Boy, I am really glad this article is here. I could never figure out how the CAGW crowd could claim fossil fuels receive such exorbitant subsidies. This really helps.

The article claims wind, solar and storage costs are dropping and becoming cheaper at an increasing rate. That isn’t true. They also claim that fossil fuels receive trillions of dollars in subsidies. That isn’t true.

For the sake of argument let’s assume both are true. Since renewables have become so cheap they should give up all subsidies, tax preferences and regulatory advantages. By doing this they can prove once and for all that renewables are the superior energy provider and don’t need to leach off society like fossil fuel. This is your opportunity to show us how superior renewables are.
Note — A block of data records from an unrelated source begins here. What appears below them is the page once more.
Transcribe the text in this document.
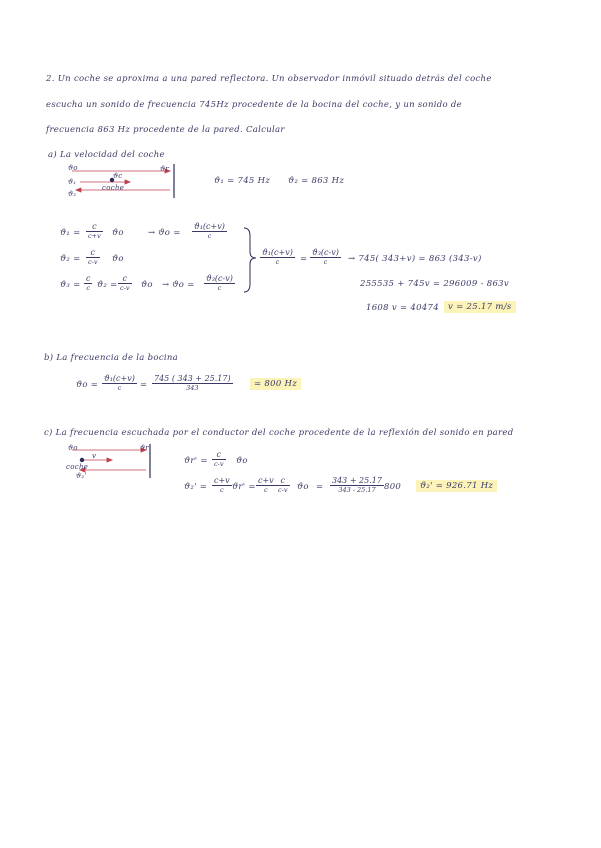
2. Un coche se aproxima a una pared reflectora. Un observador inmóvil situado detrás del coche
escucha un sonido de frecuencia 745Hz procedente de la bocina del coche, y un sonido de
frecuencia 863 Hz procedente de la pared. Calcular
a) La velocidad del coche
ϑo
ϑc
ϑ₁
coche
ϑr
ϑ₂
ϑ₁ = 745 Hz ϑ₂ = 863 Hz
ϑ₁ =
c
c+v ϑo	→ ϑo =
ϑ₁(c+v)
c
ϑ₂ =
c
c-v ϑo
ϑ₃ =
c
c ϑ₂ =
c
c-v ϑo → ϑo =
ϑ₃(c-v)
c
ϑ₁(c+v)
c	=
ϑ₃(c-v)
c	→ 745( 343+v) = 863 (343-v)
255535 + 745v = 296009 - 863v
1608 v = 40474	v = 25.17 m/s
b) La frecuencia de la bocina
ϑo =
ϑ₁(c+v)
c	=
745 ( 343 + 25.17)
343	= 800 Hz
c) La frecuencia escuchada por el conductor del coche procedente de la reflexión del sonido en pared
ϑo
v
ϑr'
coche
ϑ₂'
ϑr' =
c
c-v ϑo
ϑ₂' =
c+v
c ϑr' =
c+v
c
c
c-v ϑo =
343 + 25.17
343 - 25.17 800	ϑ₂' = 926.71 Hz
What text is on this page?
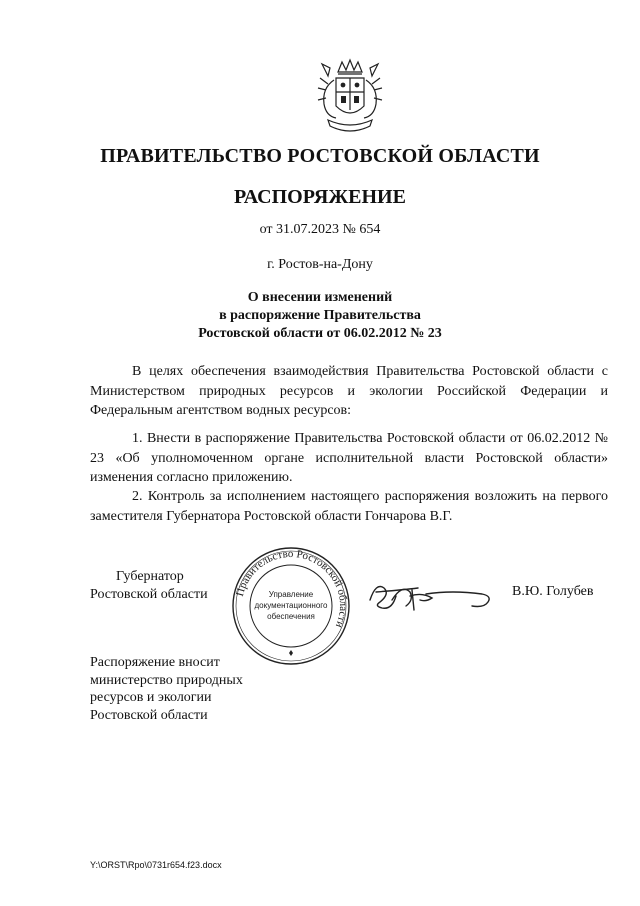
ПРАВИТЕЛЬСТВО РОСТОВСКОЙ ОБЛАСТИ
РАСПОРЯЖЕНИЕ
от 31.07.2023 № 654
г. Ростов-на-Дону
О внесении изменений
в распоряжение Правительства
Ростовской области от 06.02.2012 № 23
В целях обеспечения взаимодействия Правительства Ростовской области с Министерством природных ресурсов и экологии Российской Федерации и Федеральным агентством водных ресурсов:
1. Внести в распоряжение Правительства Ростовской области от 06.02.2012 № 23 «Об уполномоченном органе исполнительной власти Ростовской области» изменения согласно приложению.
2. Контроль за исполнением настоящего распоряжения возложить на первого заместителя Губернатора Ростовской области Гончарова В.Г.
Губернатор
Ростовской области	Правительство Ростовской области
Управление
документационного
обеспечения
В.Ю. Голубев
Распоряжение вносит
министерство природных
ресурсов и экологии
Ростовской области
Y:\ORST\Rpo\0731r654.f23.docx
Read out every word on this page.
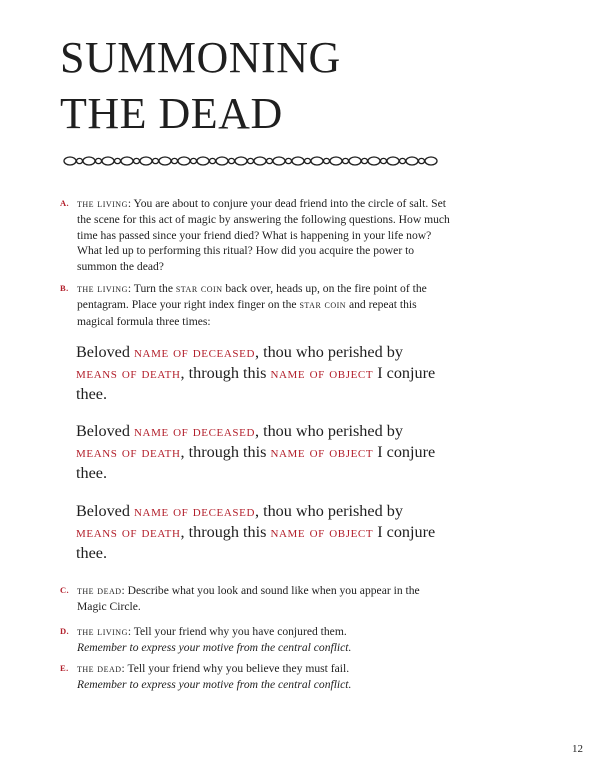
SUMMONING
THE DEAD
A. the living: You are about to conjure your dead friend into the circle of salt. Set the scene for this act of magic by answering the following questions. How much time has passed since your friend died? What is happening in your life now? What led up to performing this ritual? How did you acquire the power to summon the dead?
B. the living: Turn the star coin back over, heads up, on the fire point of the pentagram. Place your right index finger on the star coin and repeat this magical formula three times:
C. the dead: Describe what you look and sound like when you appear in the Magic Circle.
D. the living: Tell your friend why you have conjured them.
Remember to express your motive from the central conflict.
E. the dead: Tell your friend why you believe they must fail.
Remember to express your motive from the central conflict.
Beloved name of deceased, thou who perished by means of death, through this name of object I conjure thee.
Beloved name of deceased, thou who perished by means of death, through this name of object I conjure thee.
Beloved name of deceased, thou who perished by means of death, through this name of object I conjure thee.
12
Go ahead, I double dog dare you.

Editor
October 22, 2023 1:00 pm

I hope this is a lie: “Sultan Al Jaber, who heads UAE’s state-owned oil company while also presiding over next month’s COP28 summit, insists that he favors a net-zero future“. Just about everything else the Bill McKibben and Lennox Yarwood ilk say is a lie, so it probably is.

My open message to Sultan Al Jaber is that he has the opportunity at COP28 to stand up for the ordinary people of the world and call out the climate alarmists’ destructive hypocrisy. He would have a lot more support than he maybe thinks.